Mittelstand / Geschäftsführung KI-StrategieWorkshopGeschäftsführungModellsouveränität

Ausgangslage

Die Geschäftsführung eines mittelständischen Unternehmens beobachtete die rasante KI-Entwicklung mit wachsendem Handlungsdruck. Die Fragen waren grundlegend: Welche Entwicklungen sind kurzfristig relevant, welche mittelfristig? Wie verändern sich Preise und Zugänglichkeit? Was bedeutet Modellsouveränität für uns? Und vor allem: Was bedeutet das alles konkret für unser Geschäftsmodell? Es fehlte nicht an Interesse, sondern an einer strukturierten Einordnung — jenseits von Hype und Schlagzeilen.

Hoher Informationsdruck: Ständig neue Modelle, Anbieter und Preismodelle — schwer einzuordnen

Unklare strategische Implikationen: Was bedeuten aktuelle KI-Entwicklungen für das eigene Geschäftsmodell?

Offene Fragen zu Datensouveränität und Abhängigkeiten von einzelnen Anbietern

Keine belastbare Grundlage für Investitionsentscheidungen im KI-Bereich

Lösung

In einem ganztägigen Workshop wurde die Geschäftsführung durch die relevanten Dimensionen der aktuellen KI-Landschaft geführt — nicht als Technologie-Vortrag, sondern als strategische Arbeitssitzung. Jeder Themenblock wurde direkt auf das eigene Unternehmen bezogen: Was heißt das für uns? Wo liegen unsere Chancen, wo die Risiken?

1

Marktüberblick: Kurz- und mittelfristige KI-Entwicklungen, Preistrends, Leistungsprognosen — eingeordnet nach Relevanz für die eigene Branche

2

Daten- und Modellsouveränität: Open-Source vs. proprietäre Modelle, europäische Alternativen, Vendor-Lock-in-Risiken und Mitigationsstrategien

3

Wettbewerbsanalyse: Wie positionieren sich direkte Wettbewerber und angrenzende Branchen beim KI-Einsatz?

4

Geschäftsmodell-Analyse: Systematische Bewertung, welche Teile der eigenen Wertschöpfung durch KI verstärkt, verändert oder bedroht werden

5

Investitions- und Lückenanalyse: Wo besteht konkreter Handlungsbedarf, wo sind Quick Wins möglich, wo braucht es strategische Investitionen?

Ergebnisse

Am Ende des Tages hatte die Geschäftsführung nicht nur ein besseres Verständnis der KI-Landschaft, sondern einen konkreten Handlungsrahmen für die nächsten 6–18 Monate. Die Diskussion verlagerte sich von "Sollten wir etwas mit KI machen?" zu "In welcher Reihenfolge setzen wir diese drei Maßnahmen um?"
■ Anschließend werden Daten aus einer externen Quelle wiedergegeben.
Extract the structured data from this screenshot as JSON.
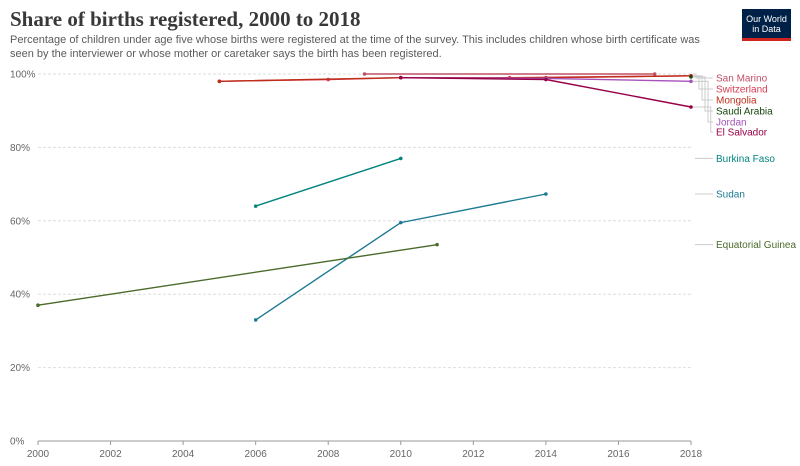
{
  "header": {
    "title": "Share of births registered, 2000 to 2018",
    "subtitle": "Percentage of children under age five whose births were registered at the time of the survey. This includes children whose birth certificate was seen by the interviewer or whose mother or caretaker says the birth has been registered."
  },
  "logo": {
    "line1": "Our World",
    "line2": "in Data"
  },
  "chart_data": {
    "type": "line",
    "title": "Share of births registered, 2000 to 2018",
    "xlabel": "",
    "ylabel": "",
    "xlim": [
      2000,
      2018
    ],
    "ylim": [
      0,
      100
    ],
    "x_ticks": [
      2000,
      2002,
      2004,
      2006,
      2008,
      2010,
      2012,
      2014,
      2016,
      2018
    ],
    "y_ticks": [
      0,
      20,
      40,
      60,
      80,
      100
    ],
    "y_tick_labels": [
      "0%",
      "20%",
      "40%",
      "60%",
      "80%",
      "100%"
    ],
    "grid": "horizontal dashed",
    "legend": "right, end-of-line labels",
    "series": [
      {
        "name": "San Marino",
        "color": "#c15065",
        "points": [
          [
            2009,
            100
          ],
          [
            2017,
            100
          ]
        ]
      },
      {
        "name": "Switzerland",
        "color": "#d73c50",
        "points": [
          [
            2005,
            98
          ],
          [
            2008,
            98.5
          ],
          [
            2010,
            99
          ],
          [
            2013,
            99
          ],
          [
            2018,
            99.5
          ]
        ]
      },
      {
        "name": "Mongolia",
        "color": "#be2d1c",
        "points": [
          [
            2005,
            98
          ],
          [
            2010,
            99
          ],
          [
            2014,
            99
          ],
          [
            2018,
            99.5
          ]
        ]
      },
      {
        "name": "Saudi Arabia",
        "color": "#18470f",
        "points": [
          [
            2018,
            99.2
          ]
        ]
      },
      {
        "name": "Jordan",
        "color": "#a652ba",
        "points": [
          [
            2010,
            99
          ],
          [
            2014,
            98.8
          ],
          [
            2018,
            98
          ]
        ]
      },
      {
        "name": "El Salvador",
        "color": "#970046",
        "points": [
          [
            2010,
            99
          ],
          [
            2014,
            98.5
          ],
          [
            2018,
            91
          ]
        ]
      },
      {
        "name": "Burkina Faso",
        "color": "#00847e",
        "points": [
          [
            2006,
            64
          ],
          [
            2010,
            77
          ]
        ]
      },
      {
        "name": "Sudan",
        "color": "#1d7a93",
        "points": [
          [
            2006,
            33
          ],
          [
            2010,
            59.5
          ],
          [
            2014,
            67.3
          ]
        ]
      },
      {
        "name": "Equatorial Guinea",
        "color": "#4c6a2b",
        "points": [
          [
            2000,
            37
          ],
          [
            2011,
            53.5
          ]
        ]
      }
    ]
  }
}
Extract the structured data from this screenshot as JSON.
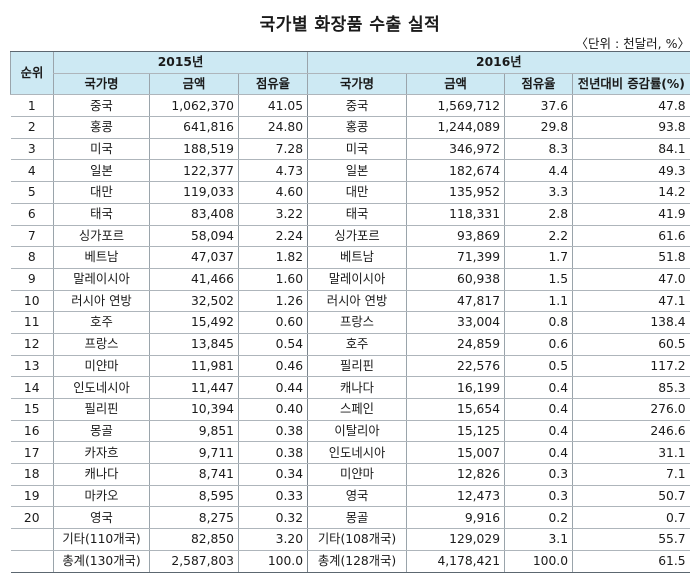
{
  "title": "국가별 화장품 수출 실적",
  "unit": "〈단위 : 천달러, %〉",
  "headers": {
    "rank": "순위",
    "y2015": "2015년",
    "y2016": "2016년",
    "country": "국가명",
    "amount": "금액",
    "share": "점유율",
    "growth": "전년대비 증감률(%)"
  },
  "rows": [
    {
      "rank": "1",
      "c15": "중국",
      "a15": "1,062,370",
      "s15": "41.05",
      "c16": "중국",
      "a16": "1,569,712",
      "s16": "37.6",
      "g16": "47.8"
    },
    {
      "rank": "2",
      "c15": "홍콩",
      "a15": "641,816",
      "s15": "24.80",
      "c16": "홍콩",
      "a16": "1,244,089",
      "s16": "29.8",
      "g16": "93.8"
    },
    {
      "rank": "3",
      "c15": "미국",
      "a15": "188,519",
      "s15": "7.28",
      "c16": "미국",
      "a16": "346,972",
      "s16": "8.3",
      "g16": "84.1"
    },
    {
      "rank": "4",
      "c15": "일본",
      "a15": "122,377",
      "s15": "4.73",
      "c16": "일본",
      "a16": "182,674",
      "s16": "4.4",
      "g16": "49.3"
    },
    {
      "rank": "5",
      "c15": "대만",
      "a15": "119,033",
      "s15": "4.60",
      "c16": "대만",
      "a16": "135,952",
      "s16": "3.3",
      "g16": "14.2"
    },
    {
      "rank": "6",
      "c15": "태국",
      "a15": "83,408",
      "s15": "3.22",
      "c16": "태국",
      "a16": "118,331",
      "s16": "2.8",
      "g16": "41.9"
    },
    {
      "rank": "7",
      "c15": "싱가포르",
      "a15": "58,094",
      "s15": "2.24",
      "c16": "싱가포르",
      "a16": "93,869",
      "s16": "2.2",
      "g16": "61.6"
    },
    {
      "rank": "8",
      "c15": "베트남",
      "a15": "47,037",
      "s15": "1.82",
      "c16": "베트남",
      "a16": "71,399",
      "s16": "1.7",
      "g16": "51.8"
    },
    {
      "rank": "9",
      "c15": "말레이시아",
      "a15": "41,466",
      "s15": "1.60",
      "c16": "말레이시아",
      "a16": "60,938",
      "s16": "1.5",
      "g16": "47.0"
    },
    {
      "rank": "10",
      "c15": "러시아 연방",
      "a15": "32,502",
      "s15": "1.26",
      "c16": "러시아 연방",
      "a16": "47,817",
      "s16": "1.1",
      "g16": "47.1"
    },
    {
      "rank": "11",
      "c15": "호주",
      "a15": "15,492",
      "s15": "0.60",
      "c16": "프랑스",
      "a16": "33,004",
      "s16": "0.8",
      "g16": "138.4"
    },
    {
      "rank": "12",
      "c15": "프랑스",
      "a15": "13,845",
      "s15": "0.54",
      "c16": "호주",
      "a16": "24,859",
      "s16": "0.6",
      "g16": "60.5"
    },
    {
      "rank": "13",
      "c15": "미얀마",
      "a15": "11,981",
      "s15": "0.46",
      "c16": "필리핀",
      "a16": "22,576",
      "s16": "0.5",
      "g16": "117.2"
    },
    {
      "rank": "14",
      "c15": "인도네시아",
      "a15": "11,447",
      "s15": "0.44",
      "c16": "캐나다",
      "a16": "16,199",
      "s16": "0.4",
      "g16": "85.3"
    },
    {
      "rank": "15",
      "c15": "필리핀",
      "a15": "10,394",
      "s15": "0.40",
      "c16": "스페인",
      "a16": "15,654",
      "s16": "0.4",
      "g16": "276.0"
    },
    {
      "rank": "16",
      "c15": "몽골",
      "a15": "9,851",
      "s15": "0.38",
      "c16": "이탈리아",
      "a16": "15,125",
      "s16": "0.4",
      "g16": "246.6"
    },
    {
      "rank": "17",
      "c15": "카자흐",
      "a15": "9,711",
      "s15": "0.38",
      "c16": "인도네시아",
      "a16": "15,007",
      "s16": "0.4",
      "g16": "31.1"
    },
    {
      "rank": "18",
      "c15": "캐나다",
      "a15": "8,741",
      "s15": "0.34",
      "c16": "미얀마",
      "a16": "12,826",
      "s16": "0.3",
      "g16": "7.1"
    },
    {
      "rank": "19",
      "c15": "마카오",
      "a15": "8,595",
      "s15": "0.33",
      "c16": "영국",
      "a16": "12,473",
      "s16": "0.3",
      "g16": "50.7"
    },
    {
      "rank": "20",
      "c15": "영국",
      "a15": "8,275",
      "s15": "0.32",
      "c16": "몽골",
      "a16": "9,916",
      "s16": "0.2",
      "g16": "0.7"
    },
    {
      "rank": "",
      "c15": "기타(110개국)",
      "a15": "82,850",
      "s15": "3.20",
      "c16": "기타(108개국)",
      "a16": "129,029",
      "s16": "3.1",
      "g16": "55.7"
    },
    {
      "rank": "",
      "c15": "총계(130개국)",
      "a15": "2,587,803",
      "s15": "100.0",
      "c16": "총계(128개국)",
      "a16": "4,178,421",
      "s16": "100.0",
      "g16": "61.5"
    }
  ]
}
Klare Investitionspriorisierung

Die Geschäftsführung identifizierte drei konkrete KI-Initiativen mit unterschiedlichem Zeithorizont — inklusive realistischer Aufwandsschätzung und erwarteter Wirkung.

Fundierte Position zu Modellsouveränität

Statt pauschaler Bedenken hat das Unternehmen jetzt eine differenzierte Strategie: Welche Daten bleiben intern, wo sind Cloud-Modelle vertretbar, welche Abhängigkeiten werden bewusst akzeptiert.

Produktivitätspotenziale beziffert

Für zwei Kernprozesse wurden konkrete Produktivitätssteigerungen durchgerechnet — die Basis für fundierte Business Cases statt vager Versprechen.

Geschäftsführung als KI-Treiber

Der Workshop schuf ein gemeinsames Verständnis auf Führungsebene. KI-Initiativen werden seitdem nicht mehr an die IT delegiert, sondern strategisch gesteuert.